The EUR/USD weekly forecast tilts to the draw back below 1.1600 amid a softer ECB steering and fading Fed rate-cut expectations.
Upbeat US knowledge continues to maintain the greenback robust, with eyes on subsequent week’s GDP and inflation knowledge.
Technically, the pair stays bearish, with room to check the 200-MA at round 1.1400.
EUR/USD ended the week below slight stress as makes an attempt to rise repeatedly failed. As latest knowledge did little to slender coverage divergence between the European Central Financial institution and the Federal Reserve, value motion confirmed the market stays cautious of the euro.
–Are you to be taught extra about crypto alerts? Verify our detailed guide-
Current Eurozone releases confirmed slowing GDP and softening inflation, supporting the belief that the ECB is in a “maintain part” and received’t tighten within the close to time period.
The euro lacks a basic tailwind on account of slowing inflation and sluggish demand. Therefore, EUR/USD struggled to capitalize on greenback stability and as a substitute reacted to US flows.
Nevertheless, upbeat US macro knowledge and a wholesome job market pale near-term rate-cut expectations, conserving the buck robust. The greenback’s yield benefit capped EUR/USD’s upside into the weekly shut.

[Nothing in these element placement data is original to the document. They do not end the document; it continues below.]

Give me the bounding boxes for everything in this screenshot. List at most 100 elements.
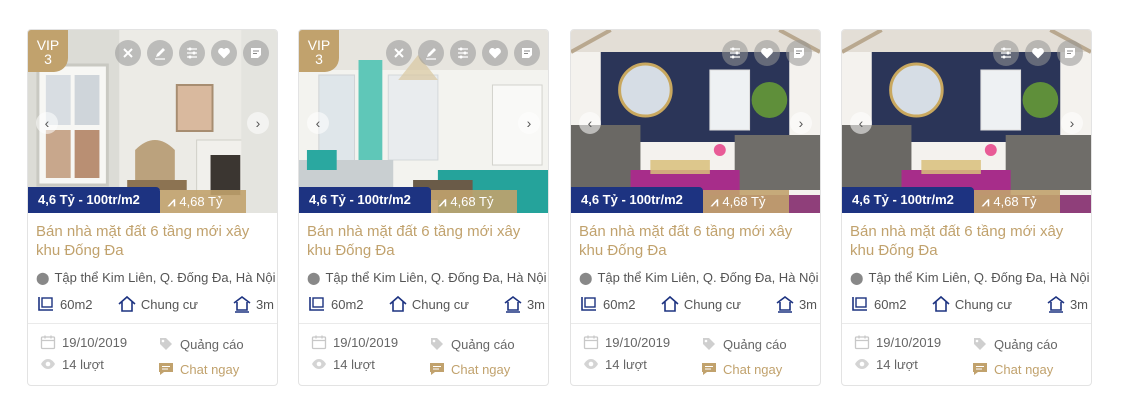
trend-value: 4,68 Tỷ (722, 194, 766, 209)
vip-badge: VIP 3 (299, 30, 339, 72)
card-divider (28, 323, 277, 324)
heart-button[interactable] (1025, 40, 1051, 66)
views-text: 14 lượt (62, 356, 104, 372)
heart-icon (488, 46, 502, 60)
card-toolbar (386, 40, 540, 66)
note-button[interactable] (786, 40, 812, 66)
address-text: Tập thể Kim Liên, Q. Đống Đa, Hà Nội (597, 270, 819, 285)
view-count: 14 lượt (854, 356, 918, 372)
listing-specs: 60m2 Chung cư 3m (850, 294, 1088, 314)
date-text: 19/10/2019 (333, 334, 399, 350)
heart-button[interactable] (211, 40, 237, 66)
listing-title[interactable]: Bán nhà mặt đất 6 tầng mới xây khu Đống … (36, 222, 274, 260)
spec-floors: 3m (775, 294, 817, 314)
listing-specs: 60m2 Chung cư 3m (307, 294, 545, 314)
trend-icon: ⩘ (711, 194, 719, 209)
listing-photo[interactable]: ‹ › 4,6 Tỷ - 100tr/m2 ⩘ 4,68 Tỷ (571, 30, 820, 213)
note-icon (792, 46, 806, 60)
price-trend: ⩘ 4,68 Tỷ (160, 190, 246, 213)
date-text: 19/10/2019 (62, 334, 128, 350)
close-button[interactable] (386, 40, 412, 66)
ad-text: Quảng cáo (451, 336, 515, 352)
edit-button[interactable] (147, 40, 173, 66)
trend-value: 4,68 Tỷ (179, 194, 223, 209)
listing-card[interactable]: VIP 3 ‹ › 4,6 Tỷ - 100tr/m2 ⩘ 4,68 Tỷ Bán… (27, 29, 278, 386)
prev-image-button[interactable]: ‹ (36, 112, 58, 134)
post-date: 19/10/2019 (311, 334, 398, 350)
eye-icon (41, 359, 55, 369)
view-count: 14 lượt (583, 356, 647, 372)
listing-photo[interactable]: VIP 3 ‹ › 4,6 Tỷ - 100tr/m2 ⩘ 4,68 Tỷ (28, 30, 277, 213)
location-pin-icon: ⬤ (579, 271, 593, 285)
listing-photo[interactable]: ‹ › 4,6 Tỷ - 100tr/m2 ⩘ 4,68 Tỷ (842, 30, 1091, 213)
note-button[interactable] (514, 40, 540, 66)
floors-value: 3m (1069, 296, 1088, 312)
ad-tag: Quảng cáo (158, 336, 244, 352)
date-text: 19/10/2019 (605, 334, 671, 350)
listing-card[interactable]: VIP 3 ‹ › 4,6 Tỷ - 100tr/m2 ⩘ 4,68 Tỷ Bán… (298, 29, 549, 386)
chat-text: Chat ngay (723, 361, 783, 377)
tag-icon (703, 338, 715, 350)
listing-grid: VIP 3 ‹ › 4,6 Tỷ - 100tr/m2 ⩘ 4,68 Tỷ Bán… (0, 0, 1123, 416)
note-icon (1063, 46, 1077, 60)
post-date: 19/10/2019 (854, 334, 941, 350)
spec-area: 60m2 (579, 294, 660, 314)
listing-title[interactable]: Bán nhà mặt đất 6 tầng mới xây khu Đống … (307, 222, 545, 260)
area-icon (309, 297, 324, 311)
calendar-icon (311, 335, 327, 350)
next-image-button[interactable]: › (518, 112, 540, 134)
next-image-button[interactable]: › (790, 112, 812, 134)
eye-icon (312, 359, 326, 369)
price-trend: ⩘ 4,68 Tỷ (431, 190, 517, 213)
spec-floors: 3m (232, 294, 274, 314)
filter-button[interactable] (450, 40, 476, 66)
type-value: Chung cư (140, 296, 199, 312)
spec-area: 60m2 (850, 294, 931, 314)
floors-value: 3m (798, 296, 817, 312)
listing-address: ⬤ Tập thể Kim Liên, Q. Đống Đa, Hà Nội (36, 270, 277, 285)
listing-title[interactable]: Bán nhà mặt đất 6 tầng mới xây khu Đống … (850, 222, 1088, 260)
filter-button[interactable] (179, 40, 205, 66)
edit-button[interactable] (418, 40, 444, 66)
spec-floors: 3m (503, 294, 545, 314)
chat-now-button[interactable]: Chat ngay (972, 361, 1053, 377)
prev-image-button[interactable]: ‹ (307, 112, 329, 134)
listing-card[interactable]: ‹ › 4,6 Tỷ - 100tr/m2 ⩘ 4,68 Tỷ Bán nhà m… (841, 29, 1092, 386)
filter-icon (999, 46, 1013, 60)
chat-icon (702, 363, 716, 375)
location-pin-icon: ⬤ (307, 271, 321, 285)
note-button[interactable] (243, 40, 269, 66)
close-button[interactable] (115, 40, 141, 66)
spec-type: Chung cư (388, 294, 503, 314)
heart-button[interactable] (482, 40, 508, 66)
area-value: 60m2 (603, 296, 636, 312)
listing-title[interactable]: Bán nhà mặt đất 6 tầng mới xây khu Đống … (579, 222, 817, 260)
note-button[interactable] (1057, 40, 1083, 66)
heart-icon (1031, 46, 1045, 60)
type-value: Chung cư (411, 296, 470, 312)
chat-now-button[interactable]: Chat ngay (701, 361, 782, 377)
house-icon (932, 295, 950, 312)
next-image-button[interactable]: › (247, 112, 269, 134)
heart-button[interactable] (754, 40, 780, 66)
floors-value: 3m (526, 296, 545, 312)
chat-now-button[interactable]: Chat ngay (158, 361, 239, 377)
chat-now-button[interactable]: Chat ngay (429, 361, 510, 377)
eye-icon (855, 359, 869, 369)
prev-image-button[interactable]: ‹ (850, 112, 872, 134)
vip-label: VIP (36, 37, 60, 53)
prev-image-button[interactable]: ‹ (579, 112, 601, 134)
filter-button[interactable] (993, 40, 1019, 66)
views-text: 14 lượt (876, 356, 918, 372)
listing-photo[interactable]: VIP 3 ‹ › 4,6 Tỷ - 100tr/m2 ⩘ 4,68 Tỷ (299, 30, 548, 213)
edit-icon (153, 46, 167, 60)
chat-icon (973, 363, 987, 375)
address-text: Tập thể Kim Liên, Q. Đống Đa, Hà Nội (325, 270, 547, 285)
trend-value: 4,68 Tỷ (993, 194, 1037, 209)
area-value: 60m2 (331, 296, 364, 312)
filter-button[interactable] (722, 40, 748, 66)
next-image-button[interactable]: › (1061, 112, 1083, 134)
listing-card[interactable]: ‹ › 4,6 Tỷ - 100tr/m2 ⩘ 4,68 Tỷ Bán nhà m… (570, 29, 821, 386)
card-divider (299, 323, 548, 324)
calendar-icon (583, 335, 599, 350)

Subsequent Week’s Key Occasions for EUR/USD
Either side of the Atlantic could have a busy macro schedule subsequent week. Flash PMI surveys for German manufacturing and companies might be watched to gauge financial exercise. If issues worsen, development worries will rise, and the euro will fall. To take care of disinflation, markets will monitor Eurozone CPI numbers, particularly core inflation.
Within the US, markets will eye superior GDP, core PCE inflation, and flash PMIs. Core PCE is the Fed’s most popular inflation measure, making it essential. A stable quantity would help the higher-for-longer narrative and the greenback, whereas unfavorable information might change charge expectations.
EUR/USD Weekly Technical Forecast: Extra Cushion for the Bears

EUR/USD concluded the week beneath 1.1600, barely beneath a serious horizontal stage, indicating momentum was weakening. The value is beneath the 20- and 50-day shifting averages, and the 100-day shifting common close to 1.1660 prevents beneficial properties, including short-term bearish stress.
–Are you interested by studying extra about suggestions for foreign exchange merchants? Verify our detailed guide-
Fast help lies between 1.1580 and 1.1550. If the value closes beneath this zone, it might open the door to testing the 200-day MA close to 1.1400. Upside restoration makes an attempt might discover resistance between 1.1700 and 1.1800. The RSI is beneath 40, indicating bearish momentum with out oversold circumstances. This implies extra draw back except help holds.
Trying to commerce foreign exchange now? Make investments at eToro!
68% of retail investor accounts lose cash when buying and selling CFDs with this supplier. You must take into account whether or not you possibly can afford to take the excessive danger of dropping your cash.